Carbon negative is much harder to do, but it’s about ensuring that emissions are below overall operational emissions. Lindsay says this is far harder, but the important thing is not to assume that something is greenwash but to attempt to understand what is actually being discussed.

Carbon negative: Microsoft’s ambitions

In 2020 Microsoft, for example, announced plans to be carbon negative, to reduce and ultimately remove its carbon footprint. The company said: “By 2030 Microsoft will be carbon negative, and by 2050 Microsoft will remove from the environment all the carbon the company has emitted either directly or by electrical consumption since it was founded in 1975.”

The plan included a complex mixture of internal emissions reduction, increased CO2 shadow pricing, a $1 billion climate innovation fund for the development of carbon reduction, capture and removal technologies and making emissions reduction a requirement for suppliers.

The company said it planned to achieve this through a portfolio of negative emission technologies (NET), potentially including afforestation and reforestation, soil carbon sequestration, bioenergy with carbon capture and storage (BECCs) and direct air capture (DAC).

While the plan was seen as significantly more aggressive than those of rival tech companies, there are certainly challenges with implementation and the company published a report on the challenges in Nature in 2021.

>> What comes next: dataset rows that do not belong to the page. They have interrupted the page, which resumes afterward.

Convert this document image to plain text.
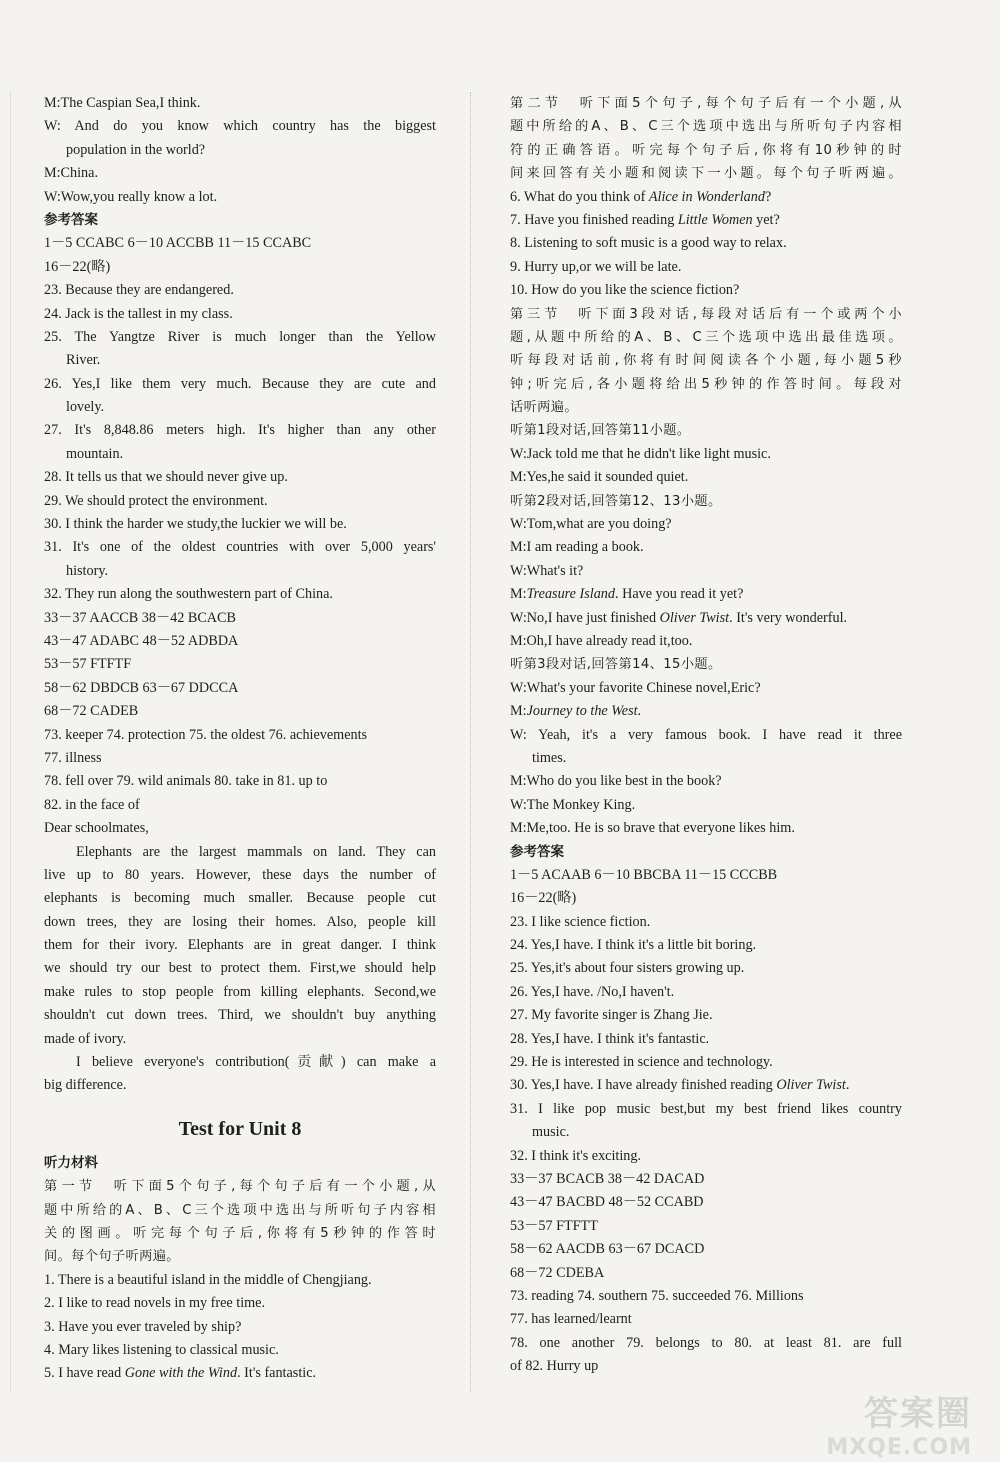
M:The Caspian Sea,I think.
W: And do you know which country has the biggest
population in the world?
M:China.
W:Wow,you really know a lot.
参考答案
1－5 CCABC 6－10 ACCBB 11－15 CCABC
16－22(略)
23. Because they are endangered.
24. Jack is the tallest in my class.
25. The Yangtze River is much longer than the Yellow
River.
26. Yes,I like them very much. Because they are cute and
lovely.
27. It's 8,848.86 meters high. It's higher than any other
mountain.
28. It tells us that we should never give up.
29. We should protect the environment.
30. I think the harder we study,the luckier we will be.
31. It's one of the oldest countries with over 5,000 years'
history.
32. They run along the southwestern part of China.
33－37 AACCB 38－42 BCACB
43－47 ADABC 48－52 ADBDA
53－57 FTFTF
58－62 DBDCB 63－67 DDCCA
68－72 CADEB
73. keeper 74. protection 75. the oldest 76. achievements
77. illness
78. fell over 79. wild animals 80. take in 81. up to
82. in the face of
Dear schoolmates,
Elephants are the largest mammals on land. They can
live up to 80 years. However, these days the number of
elephants is becoming much smaller. Because people cut
down trees, they are losing their homes. Also, people kill
them for their ivory. Elephants are in great danger. I think
we should try our best to protect them. First,we should help
make rules to stop people from killing elephants. Second,we
shouldn't cut down trees. Third, we shouldn't buy anything
made of ivory.
I believe everyone's contribution(贡献) can make a
big difference.
Test for Unit 8
听力材料
第一节　听下面5个句子,每个句子后有一个小题,从
题中所给的A、B、C三个选项中选出与所听句子内容相
关的图画。听完每个句子后,你将有5秒钟的作答时
间。每个句子听两遍。
1. There is a beautiful island in the middle of Chengjiang.
2. I like to read novels in my free time.
3. Have you ever traveled by ship?
4. Mary likes listening to classical music.
5. I have read Gone with the Wind. It's fantastic.
第二节　听下面5个句子,每个句子后有一个小题,从
题中所给的A、B、C三个选项中选出与所听句子内容相
符的正确答语。听完每个句子后,你将有10秒钟的时
间来回答有关小题和阅读下一小题。每个句子听两遍。
6. What do you think of Alice in Wonderland?
7. Have you finished reading Little Women yet?
8. Listening to soft music is a good way to relax.
9. Hurry up,or we will be late.
10. How do you like the science fiction?
第三节　听下面3段对话,每段对话后有一个或两个小
题,从题中所给的A、B、C三个选项中选出最佳选项。
听每段对话前,你将有时间阅读各个小题,每小题5秒
钟;听完后,各小题将给出5秒钟的作答时间。每段对
话听两遍。
听第1段对话,回答第11小题。
W:Jack told me that he didn't like light music.
M:Yes,he said it sounded quiet.
听第2段对话,回答第12、13小题。
W:Tom,what are you doing?
M:I am reading a book.
W:What's it?
M:Treasure Island. Have you read it yet?
W:No,I have just finished Oliver Twist. It's very wonderful.
M:Oh,I have already read it,too.
听第3段对话,回答第14、15小题。
W:What's your favorite Chinese novel,Eric?
M:Journey to the West.
W: Yeah, it's a very famous book. I have read it three
times.
M:Who do you like best in the book?
W:The Monkey King.
M:Me,too. He is so brave that everyone likes him.
参考答案
1－5 ACAAB 6－10 BBCBA 11－15 CCCBB
16－22(略)
23. I like science fiction.
24. Yes,I have. I think it's a little bit boring.
25. Yes,it's about four sisters growing up.
26. Yes,I have. /No,I haven't.
27. My favorite singer is Zhang Jie.
28. Yes,I have. I think it's fantastic.
29. He is interested in science and technology.
30. Yes,I have. I have already finished reading Oliver Twist.
31. I like pop music best,but my best friend likes country
music.
32. I think it's exciting.
33－37 BCACB 38－42 DACAD
43－47 BACBD 48－52 CCABD
53－57 FTFTT
58－62 AACDB 63－67 DCACD
68－72 CDEBA
73. reading 74. southern 75. succeeded 76. Millions
77. has learned/learnt
78. one another 79. belongs to 80. at least 81. are full
of 82. Hurry up
答案圈
MXQE.COM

These included the need for a concrete and globally aligned definition of net zero (as well as carbon negative); that improvements are required in how we measure emissions (both through the GHG Protocol’s scope 1, 2 and 3) but also the extent to which responsibility should be deployed through the value chain; and the need for growth in the carbon removal market.

Most would agree that these are sensible requirements, although fewer would agree on how to address them. Certainly the issue of emissions responsibility persists.

The recent release of the Carbon Bankroll report said that in 2021 the emissions generated by the $130 billion in Microsoft’s investments came close to the cumulative emissions “generated by the manufacturing, transportation and use of every Microsoft product in the world.”

Choosing emissions targets

Choosing a target means being aware that as these definitions evolve, there needs to be clarity based on the science, an understanding of boundaries and an acceptance of the power of influence.

Part of the challenge for non-specialists is understanding what methodologies are appropriate, what instruments are credible and valid and how to compare like with like, which remains difficult to do in the current marketplace.

A growing number of independent verifiers are converging on a set of criteria which are seen to be robust and credible.

The Science-Based Targets Initiative (SBTI) which, for example, says offsets should only be used for the achievement of net zero when all reduction options have been exhausted, has tightened its criteria following criticism of its approach and close relationship with those companies it verifies. There is, however, a long way to go.

There is no doubt that consumers and industry alike can be confused by the claims but, Lindsay argues, the important thing is certification.

As long as claims are made with integrity and independent verification, they should make sense. What matters is to ensure that the footprint is measured, that a separate organisation can verify that claims are true and verified that they have been addressed with reasonable instruments.

Every company that sets a target must understand what that target means, how it’s going to be achieved and how such claims are going to stand up against performance scrutiny.